Zu Hause lese ich meine Mails durch, dann mache ich mich ans Kochen. Im Moment ist zwar nur noch Sivan da, aber bestimmt werden am Nachmittag, wenn ich im Büro bin, alle wieder hungrig zu Hause eintreffen. Ausserdem sollte ich die Dusche putzen, das ist für mich immer ein guter Grund zum viel kreativeren Kochen. Als zwei Stunden später drei Töpfe mit heissen Gerichten auf dem Herd stehen, taucht Sivan auf, die heute ihren studienfreien Tag hat. Sie schnuppert etwas in der Küche herum, meldet sich dann aber ab – sie geht mit Freundinnen ausgiebig frühstücken. Ein Esskandidat weniger!

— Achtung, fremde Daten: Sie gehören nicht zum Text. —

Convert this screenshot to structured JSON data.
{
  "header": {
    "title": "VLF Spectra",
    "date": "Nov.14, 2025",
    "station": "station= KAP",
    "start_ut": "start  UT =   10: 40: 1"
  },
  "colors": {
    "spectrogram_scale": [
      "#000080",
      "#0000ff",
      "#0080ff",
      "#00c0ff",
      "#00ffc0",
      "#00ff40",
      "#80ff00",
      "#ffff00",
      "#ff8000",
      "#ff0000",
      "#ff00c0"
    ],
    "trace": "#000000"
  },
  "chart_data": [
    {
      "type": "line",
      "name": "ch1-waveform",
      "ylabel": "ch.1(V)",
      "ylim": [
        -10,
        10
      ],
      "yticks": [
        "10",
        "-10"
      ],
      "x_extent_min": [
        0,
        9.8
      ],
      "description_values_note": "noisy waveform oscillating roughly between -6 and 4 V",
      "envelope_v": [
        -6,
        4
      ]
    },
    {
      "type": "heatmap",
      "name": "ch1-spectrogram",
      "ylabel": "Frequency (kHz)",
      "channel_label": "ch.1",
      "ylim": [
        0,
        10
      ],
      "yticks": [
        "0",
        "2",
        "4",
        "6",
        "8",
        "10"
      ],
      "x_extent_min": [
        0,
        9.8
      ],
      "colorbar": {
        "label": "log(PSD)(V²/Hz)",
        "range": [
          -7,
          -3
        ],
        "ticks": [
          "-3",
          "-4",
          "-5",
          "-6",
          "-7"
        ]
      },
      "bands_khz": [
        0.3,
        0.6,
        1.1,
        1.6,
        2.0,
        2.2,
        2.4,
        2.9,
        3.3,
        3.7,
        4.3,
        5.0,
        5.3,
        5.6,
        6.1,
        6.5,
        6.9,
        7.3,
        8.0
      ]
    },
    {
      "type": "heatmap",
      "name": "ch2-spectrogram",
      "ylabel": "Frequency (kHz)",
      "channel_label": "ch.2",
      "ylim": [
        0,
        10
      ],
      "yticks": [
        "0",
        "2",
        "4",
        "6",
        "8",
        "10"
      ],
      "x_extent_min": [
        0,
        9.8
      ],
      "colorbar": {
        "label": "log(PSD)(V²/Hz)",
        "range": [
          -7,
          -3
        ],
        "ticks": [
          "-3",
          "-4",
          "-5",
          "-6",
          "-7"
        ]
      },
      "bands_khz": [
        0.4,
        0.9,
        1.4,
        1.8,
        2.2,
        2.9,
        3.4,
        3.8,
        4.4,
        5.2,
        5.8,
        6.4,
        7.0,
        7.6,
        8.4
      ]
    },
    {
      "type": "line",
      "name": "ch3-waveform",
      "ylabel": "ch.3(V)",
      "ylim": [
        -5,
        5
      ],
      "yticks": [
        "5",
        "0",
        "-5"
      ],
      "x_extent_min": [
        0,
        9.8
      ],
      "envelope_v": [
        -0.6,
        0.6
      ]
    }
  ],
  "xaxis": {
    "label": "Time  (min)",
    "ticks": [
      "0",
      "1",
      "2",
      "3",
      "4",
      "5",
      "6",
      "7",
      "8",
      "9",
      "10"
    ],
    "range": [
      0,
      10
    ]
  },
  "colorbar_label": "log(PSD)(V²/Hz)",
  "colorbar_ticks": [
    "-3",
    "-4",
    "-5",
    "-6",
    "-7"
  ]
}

Zum Putzen ist es nun schon etwas spät, also wische ich im Badezimmer nur den ärgsten Dreck weg. Das kombiniere ich gleich mit einer Dusche, denn es geht auf Mittag zu und ich sollte bald im Büro sein. Als ich gedankenverloren das Haar shamponiere, klingelt im Schlafzimmer erneut mein Handy. Nicht schon wieder! Bitte keine weiteren Katastrophen mehr! Doch ich habe mein Haar noch nicht fertig gewaschen, als es abermals klingelt. Besorgt begebe ich mich – ohne mich abzutrocknen – ins Schlafzimmer und hinterlasse dabei ein kleines Rinnsal. Lianne ist am Telefon. Unerwarteterweise ist sie unten an der Türe und hat keinen Schlüssel, weil sie diesen mit dem Wagen Eyal überlassen hat. Ich schreie ins Telefon, dass ich unmöglich nackt und mit Shampoo auf dem Kopf die Türe öffnen kann. Dann hänge ich auf und dusche weiter. Beim Einseifen singe ich, um das wiederholte und sehr energische Pochen im unteren Stock nicht zu hören. Nun, ich werde diese Dusche wohl kurz halten müssen. Während das Pochen an der Türe lauter wird, spüle ich im Eilverfahren Seife und Shampoo ab, wickle mich schnell in ein Frottiertuch ein und produziere ein weiteres Bächlein über die Treppe und durch das ganze Haus nach unten. Kurz bevor sie zu bersten droht, öffne ich die Türe und Lianne stürmt verärgert herein. Sie schreit mich an, dass ihre Freundinnen warten und dass es eine Frechheit sei, sie so lange draussen stehen zu lassen. Ja, sie sind von der Schule getürmt, denn dort gab es heute nur langweilige Vorträge. Na wunderbar – dieser Tag wäre uns einiges billiger gekommen, hätte sie das am Morgen um acht schon gewusst! Sie eilt in ihr Zimmer, kramt ihre Geldbörse hervor und stürmt an mir vorbei. Tschüss, ruft sie, wir gehen Pizza essen! In der Küche steckt sie noch schnell ihre Nase in einen der Töpfe und scheint eine Sekunde lang zu zögern. Dann rauscht sie davon.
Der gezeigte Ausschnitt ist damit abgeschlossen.